Dr. Bob Wachter, one of the gurus of the patient safety movement, recently assessed where we are. His answer is no worse at least, probably a bit better, but not dramatically better. You can read his very informed opinion about it here, on the Health Care Blog. His essay is in response to a sobering study that suggested we haven’t made much meaningful progress in the patient safety field. Bob agrees that it’s disappointing we haven’t managed to make things better more quickly. Overall, though he thinks that we’ve turned the corner on patient safety and are at least steadily moving in the right direction. The fundamental problem is that, well, safety is hard.
A lot of this research is with adult patients, not children. My own opinion is that the PICU is, in fact, a safer place than it was a decade ago. Where I wrk, we are using checklists for common PICU procedures, such as placement of central venous catheters. We are methodical and stringent about looking for signs of skin sores in bedridden PICU patients. Our physician order entry is now all computerized, and the computer regularly picks up problematic orders, things like potentially unsafe drug interactions duplicate orders. Once I got used to it (which took a while) I found that I much prefer physician computer order entry to the old way — writing orders out on paper.
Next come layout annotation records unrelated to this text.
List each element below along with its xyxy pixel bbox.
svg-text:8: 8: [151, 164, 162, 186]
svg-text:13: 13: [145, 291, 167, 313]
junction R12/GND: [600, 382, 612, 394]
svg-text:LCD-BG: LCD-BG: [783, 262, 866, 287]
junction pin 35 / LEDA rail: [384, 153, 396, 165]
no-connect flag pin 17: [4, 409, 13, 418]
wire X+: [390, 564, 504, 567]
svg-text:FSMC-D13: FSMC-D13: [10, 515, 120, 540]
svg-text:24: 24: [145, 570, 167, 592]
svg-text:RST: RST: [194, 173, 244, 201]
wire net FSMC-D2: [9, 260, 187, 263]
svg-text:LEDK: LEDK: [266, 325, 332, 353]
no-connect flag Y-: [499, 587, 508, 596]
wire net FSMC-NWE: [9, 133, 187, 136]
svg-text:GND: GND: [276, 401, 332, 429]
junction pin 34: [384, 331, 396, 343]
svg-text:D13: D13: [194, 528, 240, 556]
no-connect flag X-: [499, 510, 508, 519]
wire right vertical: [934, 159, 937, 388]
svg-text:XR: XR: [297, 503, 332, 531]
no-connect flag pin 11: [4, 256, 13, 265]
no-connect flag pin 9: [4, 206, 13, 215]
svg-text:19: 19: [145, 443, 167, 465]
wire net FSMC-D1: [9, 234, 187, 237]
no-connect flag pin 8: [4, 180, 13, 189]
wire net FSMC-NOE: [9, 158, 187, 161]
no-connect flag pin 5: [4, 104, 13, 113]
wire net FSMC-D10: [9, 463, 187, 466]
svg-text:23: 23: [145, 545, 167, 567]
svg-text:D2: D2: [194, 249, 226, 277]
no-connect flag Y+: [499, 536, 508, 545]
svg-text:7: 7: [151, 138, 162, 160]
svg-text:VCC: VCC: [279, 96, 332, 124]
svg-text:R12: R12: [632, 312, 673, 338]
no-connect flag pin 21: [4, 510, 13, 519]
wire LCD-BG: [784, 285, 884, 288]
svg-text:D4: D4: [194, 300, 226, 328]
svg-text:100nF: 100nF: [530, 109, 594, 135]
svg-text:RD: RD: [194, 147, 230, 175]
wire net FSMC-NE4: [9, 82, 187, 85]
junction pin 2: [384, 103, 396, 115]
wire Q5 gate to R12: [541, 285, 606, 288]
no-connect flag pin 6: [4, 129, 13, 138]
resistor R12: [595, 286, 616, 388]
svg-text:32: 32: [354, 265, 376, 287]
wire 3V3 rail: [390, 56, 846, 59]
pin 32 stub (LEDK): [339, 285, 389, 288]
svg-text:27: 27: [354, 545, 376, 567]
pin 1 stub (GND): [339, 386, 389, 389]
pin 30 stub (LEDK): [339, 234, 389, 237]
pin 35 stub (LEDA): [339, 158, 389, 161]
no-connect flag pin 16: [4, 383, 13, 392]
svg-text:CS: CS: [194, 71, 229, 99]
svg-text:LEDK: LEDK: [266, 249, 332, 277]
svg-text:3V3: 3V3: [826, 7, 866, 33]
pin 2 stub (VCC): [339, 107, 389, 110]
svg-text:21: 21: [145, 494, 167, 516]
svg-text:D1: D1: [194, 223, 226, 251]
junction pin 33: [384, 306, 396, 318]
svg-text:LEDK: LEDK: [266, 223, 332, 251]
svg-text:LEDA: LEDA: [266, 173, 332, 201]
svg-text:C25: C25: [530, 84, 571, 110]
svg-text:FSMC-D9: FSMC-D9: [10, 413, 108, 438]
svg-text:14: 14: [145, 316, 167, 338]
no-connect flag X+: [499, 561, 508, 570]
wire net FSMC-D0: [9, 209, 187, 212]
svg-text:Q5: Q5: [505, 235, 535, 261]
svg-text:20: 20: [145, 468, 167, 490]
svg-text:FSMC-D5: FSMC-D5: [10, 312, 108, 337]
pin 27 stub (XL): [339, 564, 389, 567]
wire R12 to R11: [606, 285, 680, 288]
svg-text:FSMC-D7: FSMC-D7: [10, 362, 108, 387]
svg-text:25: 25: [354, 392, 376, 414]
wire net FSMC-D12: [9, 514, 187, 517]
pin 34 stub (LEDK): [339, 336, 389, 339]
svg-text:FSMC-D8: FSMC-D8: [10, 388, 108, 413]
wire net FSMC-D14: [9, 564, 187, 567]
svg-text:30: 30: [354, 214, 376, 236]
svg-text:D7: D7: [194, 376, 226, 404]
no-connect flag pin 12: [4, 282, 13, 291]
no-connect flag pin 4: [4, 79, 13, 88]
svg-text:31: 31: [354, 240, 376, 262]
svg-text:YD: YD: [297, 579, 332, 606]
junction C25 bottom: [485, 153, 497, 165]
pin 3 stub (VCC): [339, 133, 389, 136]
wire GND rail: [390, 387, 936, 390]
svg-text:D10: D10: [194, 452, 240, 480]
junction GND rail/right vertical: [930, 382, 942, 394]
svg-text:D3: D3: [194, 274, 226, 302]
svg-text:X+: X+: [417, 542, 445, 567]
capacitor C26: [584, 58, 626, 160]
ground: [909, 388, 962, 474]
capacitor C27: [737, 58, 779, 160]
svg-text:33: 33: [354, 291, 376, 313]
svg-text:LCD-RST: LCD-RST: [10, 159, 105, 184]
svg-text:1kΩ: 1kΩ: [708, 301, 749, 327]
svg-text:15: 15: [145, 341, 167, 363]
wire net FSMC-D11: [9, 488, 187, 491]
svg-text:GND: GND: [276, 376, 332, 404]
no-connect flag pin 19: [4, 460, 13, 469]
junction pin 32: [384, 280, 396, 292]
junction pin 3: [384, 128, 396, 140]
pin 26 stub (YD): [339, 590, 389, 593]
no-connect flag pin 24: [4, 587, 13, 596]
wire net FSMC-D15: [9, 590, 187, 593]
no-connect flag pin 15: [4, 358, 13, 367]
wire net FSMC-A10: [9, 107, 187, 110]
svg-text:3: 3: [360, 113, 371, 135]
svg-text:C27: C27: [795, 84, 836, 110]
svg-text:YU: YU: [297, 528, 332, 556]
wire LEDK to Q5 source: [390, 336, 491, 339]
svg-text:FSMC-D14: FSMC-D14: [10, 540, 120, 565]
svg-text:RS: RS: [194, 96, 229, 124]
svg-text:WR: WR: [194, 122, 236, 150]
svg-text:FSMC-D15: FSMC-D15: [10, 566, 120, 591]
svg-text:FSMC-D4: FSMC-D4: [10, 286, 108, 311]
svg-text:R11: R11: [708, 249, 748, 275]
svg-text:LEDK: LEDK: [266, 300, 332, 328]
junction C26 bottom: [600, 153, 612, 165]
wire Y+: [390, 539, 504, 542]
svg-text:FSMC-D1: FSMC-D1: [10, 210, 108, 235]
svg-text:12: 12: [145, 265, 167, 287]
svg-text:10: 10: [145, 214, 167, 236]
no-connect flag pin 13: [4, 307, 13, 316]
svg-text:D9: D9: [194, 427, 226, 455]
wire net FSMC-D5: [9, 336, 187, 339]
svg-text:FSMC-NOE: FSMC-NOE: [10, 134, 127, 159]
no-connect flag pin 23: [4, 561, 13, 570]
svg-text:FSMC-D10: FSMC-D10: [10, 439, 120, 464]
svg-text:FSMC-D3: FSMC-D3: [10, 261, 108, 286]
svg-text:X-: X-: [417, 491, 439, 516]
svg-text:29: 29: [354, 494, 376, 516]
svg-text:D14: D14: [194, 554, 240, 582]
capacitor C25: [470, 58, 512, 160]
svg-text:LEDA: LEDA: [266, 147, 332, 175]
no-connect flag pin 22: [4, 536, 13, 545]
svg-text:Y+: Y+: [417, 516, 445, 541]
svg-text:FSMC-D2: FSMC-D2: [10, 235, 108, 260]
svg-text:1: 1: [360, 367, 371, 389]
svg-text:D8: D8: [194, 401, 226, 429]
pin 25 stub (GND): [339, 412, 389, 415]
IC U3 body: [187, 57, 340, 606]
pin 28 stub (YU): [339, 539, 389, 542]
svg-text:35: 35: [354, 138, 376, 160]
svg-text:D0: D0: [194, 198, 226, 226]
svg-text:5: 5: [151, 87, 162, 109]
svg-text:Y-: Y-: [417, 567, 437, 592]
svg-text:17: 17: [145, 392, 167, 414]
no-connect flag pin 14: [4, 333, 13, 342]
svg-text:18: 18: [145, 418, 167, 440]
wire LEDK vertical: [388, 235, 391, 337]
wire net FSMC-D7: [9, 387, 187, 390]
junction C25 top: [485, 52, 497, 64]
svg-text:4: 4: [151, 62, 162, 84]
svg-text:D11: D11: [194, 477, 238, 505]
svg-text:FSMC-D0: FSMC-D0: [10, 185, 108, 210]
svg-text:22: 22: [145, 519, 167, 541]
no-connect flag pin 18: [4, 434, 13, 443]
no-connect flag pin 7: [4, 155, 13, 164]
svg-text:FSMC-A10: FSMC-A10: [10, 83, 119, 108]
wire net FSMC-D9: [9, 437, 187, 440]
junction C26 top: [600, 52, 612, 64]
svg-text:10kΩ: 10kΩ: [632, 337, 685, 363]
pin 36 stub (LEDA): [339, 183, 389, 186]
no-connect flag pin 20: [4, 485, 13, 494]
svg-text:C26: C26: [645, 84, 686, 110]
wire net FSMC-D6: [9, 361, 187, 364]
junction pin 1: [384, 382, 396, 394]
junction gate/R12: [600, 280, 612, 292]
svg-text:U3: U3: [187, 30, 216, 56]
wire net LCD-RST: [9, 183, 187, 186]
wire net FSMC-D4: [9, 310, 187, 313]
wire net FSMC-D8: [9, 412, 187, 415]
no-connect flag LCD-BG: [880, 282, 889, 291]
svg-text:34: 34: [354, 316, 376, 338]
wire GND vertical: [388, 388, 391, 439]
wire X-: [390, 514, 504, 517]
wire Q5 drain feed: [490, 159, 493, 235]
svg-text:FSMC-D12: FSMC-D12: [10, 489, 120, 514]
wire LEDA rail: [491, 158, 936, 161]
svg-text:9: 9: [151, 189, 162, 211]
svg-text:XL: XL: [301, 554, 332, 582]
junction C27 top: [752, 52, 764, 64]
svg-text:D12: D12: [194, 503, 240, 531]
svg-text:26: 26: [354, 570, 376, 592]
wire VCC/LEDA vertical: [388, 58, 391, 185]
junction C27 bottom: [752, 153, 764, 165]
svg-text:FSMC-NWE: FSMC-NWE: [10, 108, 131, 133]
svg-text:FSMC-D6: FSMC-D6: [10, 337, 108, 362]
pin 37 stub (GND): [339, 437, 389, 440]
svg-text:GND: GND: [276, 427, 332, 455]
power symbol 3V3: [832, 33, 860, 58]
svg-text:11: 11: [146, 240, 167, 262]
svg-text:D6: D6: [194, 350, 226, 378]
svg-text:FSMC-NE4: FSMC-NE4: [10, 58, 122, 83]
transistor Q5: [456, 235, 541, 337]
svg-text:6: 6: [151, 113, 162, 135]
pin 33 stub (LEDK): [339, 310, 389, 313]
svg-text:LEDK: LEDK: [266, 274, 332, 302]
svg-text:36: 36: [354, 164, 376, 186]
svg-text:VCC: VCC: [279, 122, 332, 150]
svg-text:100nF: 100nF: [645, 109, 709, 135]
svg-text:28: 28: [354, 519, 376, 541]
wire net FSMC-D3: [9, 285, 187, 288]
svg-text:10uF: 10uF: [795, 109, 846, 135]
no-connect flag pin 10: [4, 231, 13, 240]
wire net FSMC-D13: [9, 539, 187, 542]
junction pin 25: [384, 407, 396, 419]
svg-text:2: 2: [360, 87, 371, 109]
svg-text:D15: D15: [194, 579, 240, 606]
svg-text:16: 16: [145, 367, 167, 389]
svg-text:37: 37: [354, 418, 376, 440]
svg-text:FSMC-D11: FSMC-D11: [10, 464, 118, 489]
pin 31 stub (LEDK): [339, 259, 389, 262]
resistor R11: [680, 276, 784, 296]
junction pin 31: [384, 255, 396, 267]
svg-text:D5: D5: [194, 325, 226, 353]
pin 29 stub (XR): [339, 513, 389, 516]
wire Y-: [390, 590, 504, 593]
So I’m with Bob; I think hospitals are safer places than they were 10 years ago. We still have a long way to go. The most important thing the patient safety movement has taught us is to take a systems approach to error prevention. Because, as the Institute of Medicine titled their landmark study: “To err is human.” Bob summarizes it this way:
But we’re coming to understand that to make a real, enduring difference in safety, we have to transform the culture of our healthcare world – to get providers to develop new ways of talking to each other and new instincts when they spot errors and unsafe conditions. They, and healthcare leaders, need to instinctively think “system” when they see an adverse event, and embrace openness over secrecy, even when that’s hard to do.